You may have developed your social fears after the traumatic incident at a friend’s birthday party.
Though you have social fears, you continue to engage with others. You attend school and have friends with whom you interact with on Skype. That’s encouraging. You are probably less nervous on Skype because of the social distance it affords you. You should continue to spend time with your friends on Skype.
The best way to overcome anxiety is to endure it. Eventually, the unpleasantness will recede. If you were to face your fears, your anxiety will likely dissipate and you will no longer experience unpleasant emotions in social situations.

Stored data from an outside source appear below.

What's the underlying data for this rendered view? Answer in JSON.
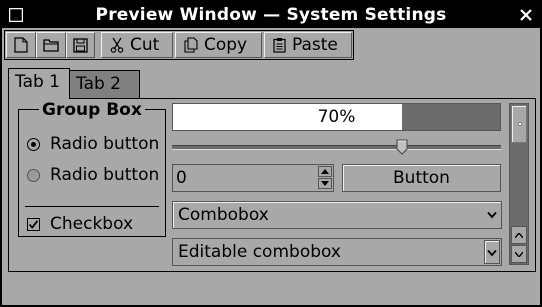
{
  "window": {
    "title": "Preview Window — System Settings"
  },
  "toolbar": {
    "cut_label": "Cut",
    "copy_label": "Copy",
    "paste_label": "Paste",
    "icons": [
      "new-document-icon",
      "open-folder-icon",
      "save-icon",
      "scissors-icon",
      "copy-icon",
      "clipboard-icon"
    ]
  },
  "tabs": [
    {
      "label": "Tab 1",
      "active": true
    },
    {
      "label": "Tab 2",
      "active": false
    }
  ],
  "groupbox": {
    "title": "Group Box",
    "radios": [
      {
        "label": "Radio button",
        "checked": true,
        "enabled": true
      },
      {
        "label": "Radio button",
        "checked": false,
        "enabled": false
      }
    ],
    "checkbox": {
      "label": "Checkbox",
      "checked": true
    }
  },
  "progress": {
    "value": 70,
    "text": "70%"
  },
  "slider": {
    "value": 0.7
  },
  "spinbox": {
    "value": "0"
  },
  "button": {
    "label": "Button"
  },
  "combobox": {
    "selected": "Combobox"
  },
  "editable_combobox": {
    "value": "Editable combobox"
  },
  "colors": {
    "window_bg": "#a8a8a8",
    "titlebar_bg": "#000000",
    "titlebar_text": "#ffffff",
    "inactive_tab_bg": "#808080",
    "progress_fill": "#ffffff",
    "progress_track": "#6b6b6b"
  }
}
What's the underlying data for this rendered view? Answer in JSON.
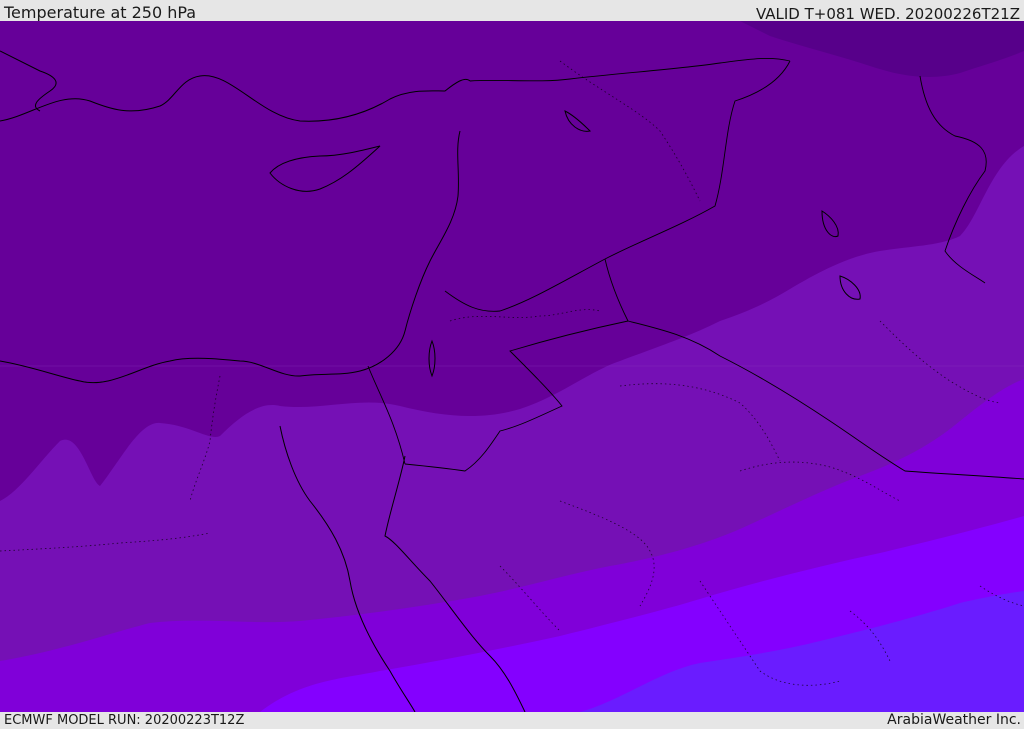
{
  "header": {
    "title": "Temperature at 250 hPa",
    "valid": "VALID T+081 WED. 20200226T21Z"
  },
  "footer": {
    "model_run": "ECMWF MODEL RUN: 20200223T12Z",
    "credit": "ArabiaWeather Inc."
  },
  "map": {
    "region": "Eastern Mediterranean / Levant / Northern Arabia",
    "layer": "temperature-250hPa-shaded",
    "colors": {
      "coldest": "#57008a",
      "band_1": "#660099",
      "band_2": "#7510b5",
      "band_3": "#8000d9",
      "band_4": "#8400ff",
      "warmest": "#6a1cff",
      "coastline": "#000000",
      "borders": "#000000"
    }
  }
}
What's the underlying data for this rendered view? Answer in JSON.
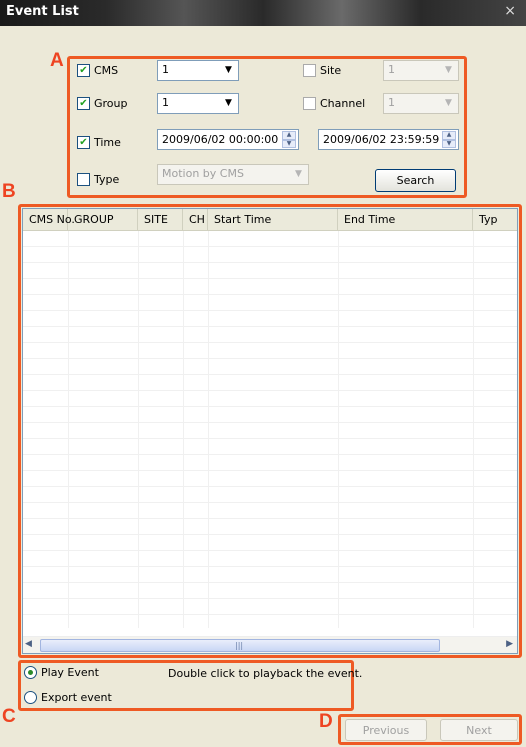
{
  "window": {
    "title": "Event List",
    "close_icon": "×"
  },
  "annotations": {
    "a": "A",
    "b": "B",
    "c": "C",
    "d": "D"
  },
  "search": {
    "cms": {
      "label": "CMS",
      "checked": true,
      "value": "1"
    },
    "group": {
      "label": "Group",
      "checked": true,
      "value": "1"
    },
    "time": {
      "label": "Time",
      "checked": true,
      "start": "2009/06/02 00:00:00",
      "end": "2009/06/02 23:59:59"
    },
    "type": {
      "label": "Type",
      "checked": false,
      "value": "Motion by CMS"
    },
    "site": {
      "label": "Site",
      "checked": false,
      "value": "1"
    },
    "channel": {
      "label": "Channel",
      "checked": false,
      "value": "1"
    },
    "search_button": "Search"
  },
  "table": {
    "columns": [
      "CMS No.",
      "GROUP",
      "SITE",
      "CH",
      "Start Time",
      "End Time",
      "Typ"
    ],
    "scroll_grip": "|||"
  },
  "options": {
    "play_event": "Play Event",
    "export_event": "Export event",
    "hint": "Double click to playback the event.",
    "selected": "play_event"
  },
  "nav": {
    "previous": "Previous",
    "next": "Next"
  },
  "colors": {
    "annotation": "#ee5a24",
    "accent": "#21a121"
  }
}
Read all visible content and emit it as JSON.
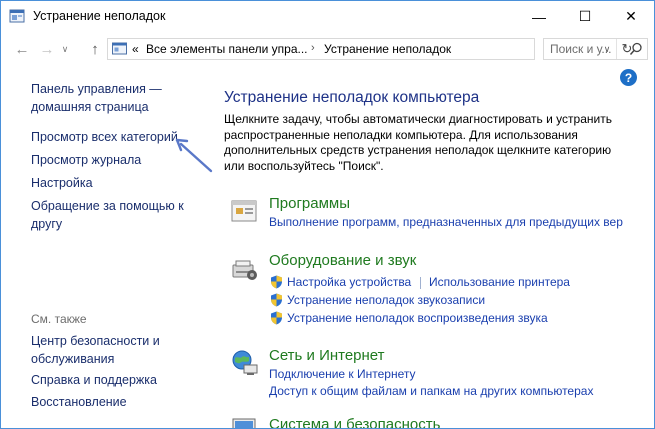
{
  "window": {
    "title": "Устранение неполадок",
    "minimize": "—",
    "maximize": "☐",
    "close": "✕"
  },
  "nav": {
    "back": "←",
    "forward": "→",
    "dropdown": "∨",
    "up": "↑"
  },
  "address": {
    "prefix": "«",
    "crumbs": [
      "Все элементы панели упра...",
      "Устранение неполадок"
    ],
    "chevron": "›",
    "dropdown": "∨",
    "refresh": "↻"
  },
  "search": {
    "placeholder": "Поиск и у..."
  },
  "help": "?",
  "sidebar": {
    "home_line1": "Панель управления —",
    "home_line2": "домашняя страница",
    "items": [
      "Просмотр всех категорий",
      "Просмотр журнала",
      "Настройка"
    ],
    "help_line1": "Обращение за помощью к",
    "help_line2": "другу",
    "see_also": "См. также",
    "security_line1": "Центр безопасности и",
    "security_line2": "обслуживания",
    "support": "Справка и поддержка",
    "recovery": "Восстановление"
  },
  "main": {
    "title": "Устранение неполадок компьютера",
    "description": "Щелкните задачу, чтобы автоматически диагностировать и устранить распространенные неполадки компьютера. Для использования дополнительных средств устранения неполадок щелкните категорию или воспользуйтесь \"Поиск\".",
    "categories": [
      {
        "title": "Программы",
        "links": [
          "Выполнение программ, предназначенных для предыдущих вер"
        ]
      },
      {
        "title": "Оборудование и звук",
        "links": [
          "Настройка устройства",
          "Использование принтера",
          "Устранение неполадок звукозаписи",
          "Устранение неполадок воспроизведения звука"
        ]
      },
      {
        "title": "Сеть и Интернет",
        "links": [
          "Подключение к Интернету",
          "Доступ к общим файлам и папкам на других компьютерах"
        ]
      },
      {
        "title": "Система и безопасность",
        "links": []
      }
    ]
  },
  "colors": {
    "category": "#1f7a1f",
    "link": "#1a3fae",
    "nav_link": "#1a2e6c",
    "title": "#1e3287",
    "annotation_arrow": "#5a78c8"
  }
}
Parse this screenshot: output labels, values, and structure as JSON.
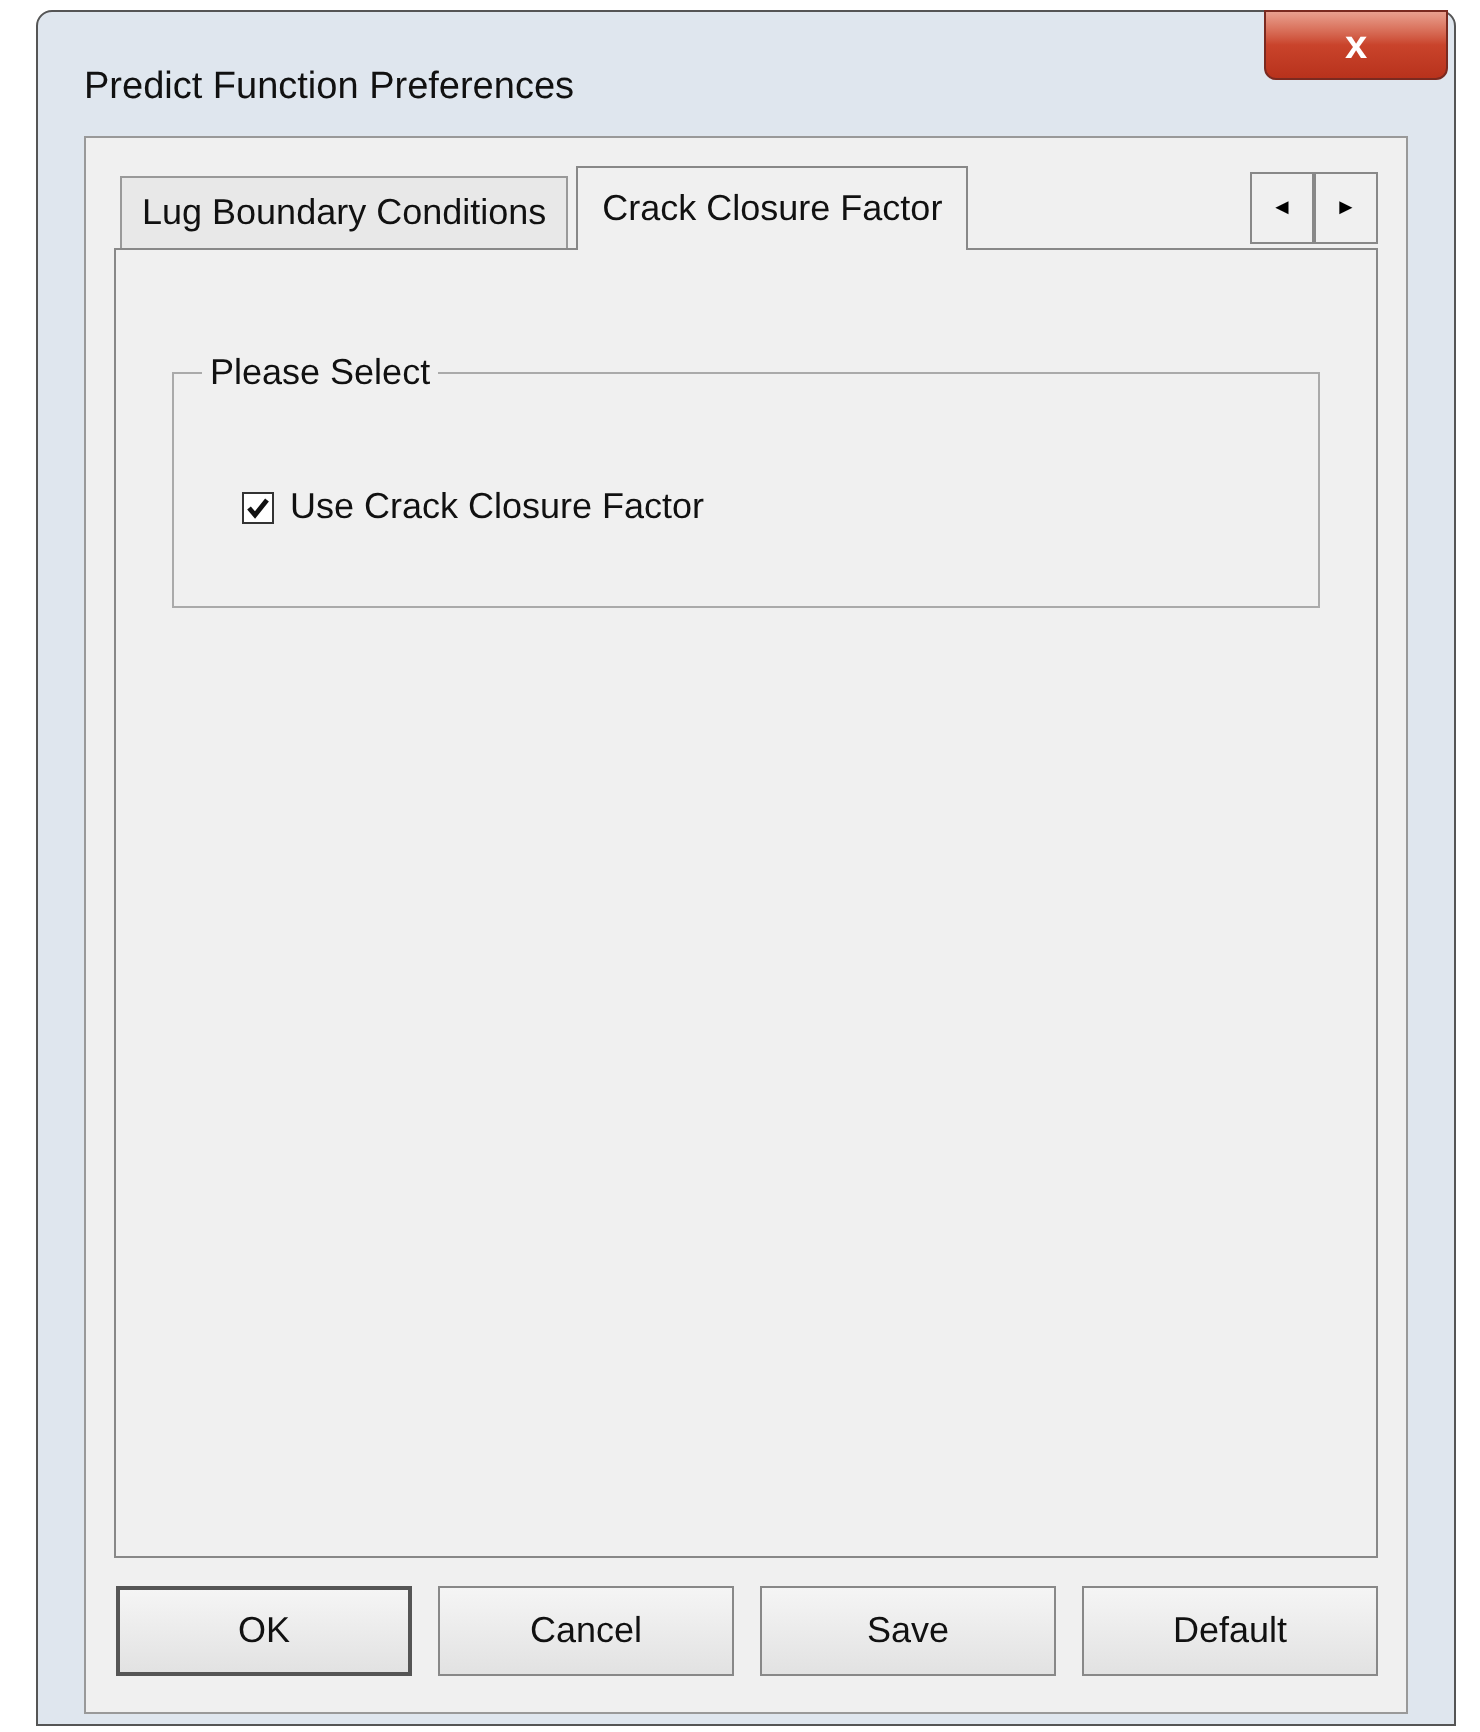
{
  "window": {
    "title": "Predict Function Preferences",
    "close_label": "x"
  },
  "tabs": [
    {
      "label": "Lug Boundary Conditions",
      "selected": false
    },
    {
      "label": "Crack Closure Factor",
      "selected": true
    }
  ],
  "tab_scroll": [
    "◄",
    "►"
  ],
  "group": {
    "title": "Please Select",
    "checkbox": {
      "label": "Use Crack Closure Factor",
      "checked": true
    }
  },
  "buttons": [
    "OK",
    "Cancel",
    "Save",
    "Default"
  ]
}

I would also encourage you to talk about your concerns with your parents. They may be able to help.
Your parents might want to consult your primary care physician. You mentioned having a pain in your stomach and I interpreted that to mean the unpleasantness associated with anxiety, but it’s always prudent to rule out any physical causes.
If this problem continues, then it may be advantageous to seek counseling. You can also read about social phobia or even try self-help techniques to reduce your anxiety in social situations. You might like the book “What You Must Think Of Me: A Firsthand Account of One Teenager’s Experience With Social Anxiety Disorder” by Emily Ford, Michael Liebowitz and Linda Wasmer Adams. Please take care.